17 August 2018 - Post by:Elizabeth Staves
The High Court in Standish v RBS held that an alleged overarching agreement was unnecessary and therefore could not arise by implication. There was no breach of an implied duty of good faith and the claim was struck out as it was bound to fail.
Standish were shareholders in a company which suffered financial difficulties. The company was referred to RBS’s restructuring group and subject to a process whereby the majority of its shares were transferred to an RBS subsidiary.
The shareholders claimed that RBS, and its appointed chairman of the company, unlawfully conspired to maximise their shareholding. One of the alleged unlawful means was that RBS acted in breach of an implied duty of good faith.

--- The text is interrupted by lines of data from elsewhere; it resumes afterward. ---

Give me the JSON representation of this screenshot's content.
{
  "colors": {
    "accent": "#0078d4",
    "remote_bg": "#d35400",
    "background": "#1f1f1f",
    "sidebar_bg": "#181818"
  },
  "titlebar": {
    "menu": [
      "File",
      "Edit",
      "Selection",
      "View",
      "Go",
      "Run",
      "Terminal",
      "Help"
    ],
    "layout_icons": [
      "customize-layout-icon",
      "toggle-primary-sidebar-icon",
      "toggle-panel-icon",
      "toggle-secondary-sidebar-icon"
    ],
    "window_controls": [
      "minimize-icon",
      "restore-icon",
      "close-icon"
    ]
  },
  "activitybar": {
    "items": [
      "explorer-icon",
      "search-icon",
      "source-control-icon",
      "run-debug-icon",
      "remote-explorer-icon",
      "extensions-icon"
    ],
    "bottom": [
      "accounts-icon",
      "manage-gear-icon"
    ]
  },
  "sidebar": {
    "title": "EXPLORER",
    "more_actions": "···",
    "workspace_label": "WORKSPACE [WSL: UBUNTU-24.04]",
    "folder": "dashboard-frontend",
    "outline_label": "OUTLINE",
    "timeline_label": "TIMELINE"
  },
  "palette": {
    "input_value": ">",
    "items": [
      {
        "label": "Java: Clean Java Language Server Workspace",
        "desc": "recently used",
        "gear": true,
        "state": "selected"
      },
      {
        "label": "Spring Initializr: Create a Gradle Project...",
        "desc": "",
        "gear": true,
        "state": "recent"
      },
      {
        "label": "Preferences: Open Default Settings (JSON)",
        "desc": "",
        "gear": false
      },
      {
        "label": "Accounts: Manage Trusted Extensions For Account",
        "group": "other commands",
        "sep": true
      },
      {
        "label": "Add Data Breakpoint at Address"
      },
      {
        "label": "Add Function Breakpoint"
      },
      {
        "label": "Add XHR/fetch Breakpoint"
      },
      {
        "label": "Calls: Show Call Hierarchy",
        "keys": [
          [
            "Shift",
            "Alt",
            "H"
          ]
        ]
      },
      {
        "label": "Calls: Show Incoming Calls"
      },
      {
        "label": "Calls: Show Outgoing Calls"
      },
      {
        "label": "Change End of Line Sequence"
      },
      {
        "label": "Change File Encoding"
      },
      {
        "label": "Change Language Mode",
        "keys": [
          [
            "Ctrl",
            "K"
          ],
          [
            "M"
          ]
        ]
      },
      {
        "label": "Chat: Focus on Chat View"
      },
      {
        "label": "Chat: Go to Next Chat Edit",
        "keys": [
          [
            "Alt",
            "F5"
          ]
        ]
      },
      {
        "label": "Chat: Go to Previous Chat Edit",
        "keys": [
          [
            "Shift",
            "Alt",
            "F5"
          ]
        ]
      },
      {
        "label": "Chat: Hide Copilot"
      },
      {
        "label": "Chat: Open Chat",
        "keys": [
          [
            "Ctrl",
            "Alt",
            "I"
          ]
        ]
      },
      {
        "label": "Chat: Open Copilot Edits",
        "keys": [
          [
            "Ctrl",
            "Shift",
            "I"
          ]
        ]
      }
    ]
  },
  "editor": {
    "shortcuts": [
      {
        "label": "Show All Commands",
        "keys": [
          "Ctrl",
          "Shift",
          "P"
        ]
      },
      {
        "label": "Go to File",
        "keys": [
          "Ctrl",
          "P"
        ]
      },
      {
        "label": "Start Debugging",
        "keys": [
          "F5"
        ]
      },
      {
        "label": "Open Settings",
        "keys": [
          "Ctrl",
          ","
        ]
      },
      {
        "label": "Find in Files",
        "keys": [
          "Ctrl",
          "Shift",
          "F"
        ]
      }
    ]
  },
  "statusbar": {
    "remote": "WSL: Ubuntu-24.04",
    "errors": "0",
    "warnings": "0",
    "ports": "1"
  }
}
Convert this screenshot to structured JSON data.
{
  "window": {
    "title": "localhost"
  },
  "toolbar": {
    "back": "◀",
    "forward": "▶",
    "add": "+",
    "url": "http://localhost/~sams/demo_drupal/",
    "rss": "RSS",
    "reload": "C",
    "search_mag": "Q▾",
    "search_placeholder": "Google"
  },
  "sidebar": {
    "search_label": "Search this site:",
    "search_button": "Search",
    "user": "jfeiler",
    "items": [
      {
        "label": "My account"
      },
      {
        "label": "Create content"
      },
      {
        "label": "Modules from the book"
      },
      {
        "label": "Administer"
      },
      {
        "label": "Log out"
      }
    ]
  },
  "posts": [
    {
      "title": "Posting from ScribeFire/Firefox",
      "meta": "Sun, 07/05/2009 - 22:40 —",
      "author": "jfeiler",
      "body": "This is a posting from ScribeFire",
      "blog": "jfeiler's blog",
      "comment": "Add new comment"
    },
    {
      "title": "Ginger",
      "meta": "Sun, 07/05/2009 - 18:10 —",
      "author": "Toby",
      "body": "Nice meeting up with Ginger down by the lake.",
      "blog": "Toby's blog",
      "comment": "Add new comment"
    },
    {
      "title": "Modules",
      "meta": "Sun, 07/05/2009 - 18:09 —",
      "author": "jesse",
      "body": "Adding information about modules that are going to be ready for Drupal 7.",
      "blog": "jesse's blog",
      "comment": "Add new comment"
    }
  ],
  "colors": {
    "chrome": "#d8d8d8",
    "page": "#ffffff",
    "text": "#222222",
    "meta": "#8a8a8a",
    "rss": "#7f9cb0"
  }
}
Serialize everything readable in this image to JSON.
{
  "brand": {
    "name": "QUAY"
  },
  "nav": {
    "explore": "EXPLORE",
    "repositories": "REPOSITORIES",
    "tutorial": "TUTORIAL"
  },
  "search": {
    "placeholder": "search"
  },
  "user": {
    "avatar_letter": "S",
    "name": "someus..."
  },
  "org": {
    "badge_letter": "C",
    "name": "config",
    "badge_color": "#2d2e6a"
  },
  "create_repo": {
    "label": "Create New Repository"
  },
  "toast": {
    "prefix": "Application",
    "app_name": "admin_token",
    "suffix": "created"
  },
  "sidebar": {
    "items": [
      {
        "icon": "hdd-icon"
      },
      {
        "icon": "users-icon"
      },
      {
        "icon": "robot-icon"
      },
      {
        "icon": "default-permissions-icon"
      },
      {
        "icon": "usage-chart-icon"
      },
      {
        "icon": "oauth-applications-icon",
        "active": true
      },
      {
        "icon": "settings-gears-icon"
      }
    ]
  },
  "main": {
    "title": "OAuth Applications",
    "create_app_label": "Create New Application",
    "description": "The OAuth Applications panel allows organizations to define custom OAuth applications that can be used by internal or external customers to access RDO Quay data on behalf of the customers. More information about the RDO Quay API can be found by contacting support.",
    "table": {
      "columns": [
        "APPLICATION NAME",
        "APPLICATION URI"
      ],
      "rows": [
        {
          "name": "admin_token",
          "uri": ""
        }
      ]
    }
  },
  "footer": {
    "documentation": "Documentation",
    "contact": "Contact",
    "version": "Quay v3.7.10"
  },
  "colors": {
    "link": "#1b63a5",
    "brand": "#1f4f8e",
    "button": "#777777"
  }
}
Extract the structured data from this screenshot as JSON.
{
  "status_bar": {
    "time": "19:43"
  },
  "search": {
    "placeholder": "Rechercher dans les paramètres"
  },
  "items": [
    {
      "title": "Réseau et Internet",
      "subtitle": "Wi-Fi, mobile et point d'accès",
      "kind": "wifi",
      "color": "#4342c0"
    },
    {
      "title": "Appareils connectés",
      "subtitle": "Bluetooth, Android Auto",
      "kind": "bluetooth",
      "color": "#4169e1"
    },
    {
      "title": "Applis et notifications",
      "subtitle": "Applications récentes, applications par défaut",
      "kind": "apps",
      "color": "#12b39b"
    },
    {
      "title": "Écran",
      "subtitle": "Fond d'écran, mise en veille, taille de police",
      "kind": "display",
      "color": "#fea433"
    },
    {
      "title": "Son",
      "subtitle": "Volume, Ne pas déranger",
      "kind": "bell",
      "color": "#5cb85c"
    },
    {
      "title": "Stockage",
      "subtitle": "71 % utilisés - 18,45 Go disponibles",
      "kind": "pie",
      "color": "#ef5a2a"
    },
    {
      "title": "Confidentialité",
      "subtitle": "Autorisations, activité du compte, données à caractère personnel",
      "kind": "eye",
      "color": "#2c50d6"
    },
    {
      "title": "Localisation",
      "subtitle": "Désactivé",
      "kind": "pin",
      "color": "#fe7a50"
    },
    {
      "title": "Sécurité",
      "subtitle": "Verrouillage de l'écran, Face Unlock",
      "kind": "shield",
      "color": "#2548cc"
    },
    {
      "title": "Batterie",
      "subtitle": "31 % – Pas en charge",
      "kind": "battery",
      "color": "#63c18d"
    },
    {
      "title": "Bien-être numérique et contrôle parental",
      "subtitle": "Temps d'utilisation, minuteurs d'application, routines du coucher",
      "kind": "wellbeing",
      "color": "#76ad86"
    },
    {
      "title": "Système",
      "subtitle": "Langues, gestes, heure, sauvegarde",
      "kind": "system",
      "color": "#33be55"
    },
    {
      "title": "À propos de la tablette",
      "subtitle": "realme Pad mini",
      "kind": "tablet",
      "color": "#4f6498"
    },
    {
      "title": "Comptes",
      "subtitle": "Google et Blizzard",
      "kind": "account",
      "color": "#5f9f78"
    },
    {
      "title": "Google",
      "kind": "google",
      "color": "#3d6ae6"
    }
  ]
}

The shareholders based their claim on an implied overarching “Customer Agreement” between the company and RBS, which was additional to a series of written contracts. That agreement, they alleged, contained an implied term that each party would act in good faith. RBS argued that the shareholders were unable to establish the existence of the Customer Agreement and applied to strike out the shareholders’ claim.
The court reaffirmed that contracts may arise by implication but only where “necessary” on the facts, “in order to give business reality to a transaction” (The Elli 2). A term can only be implied if, without it, “the contract would lack commercial or practical coherence” (Marks & Spencer v BNPP).
The court held that the alleged Customer Agreement failed the necessity test. It was “a completely artificial construct” and a “transparent device” attempting to circumvent the difficulty of implying a duty of good faith into the written contracts. The court agreed with RBS that the claim was bound to fail and it was struck out on this basis.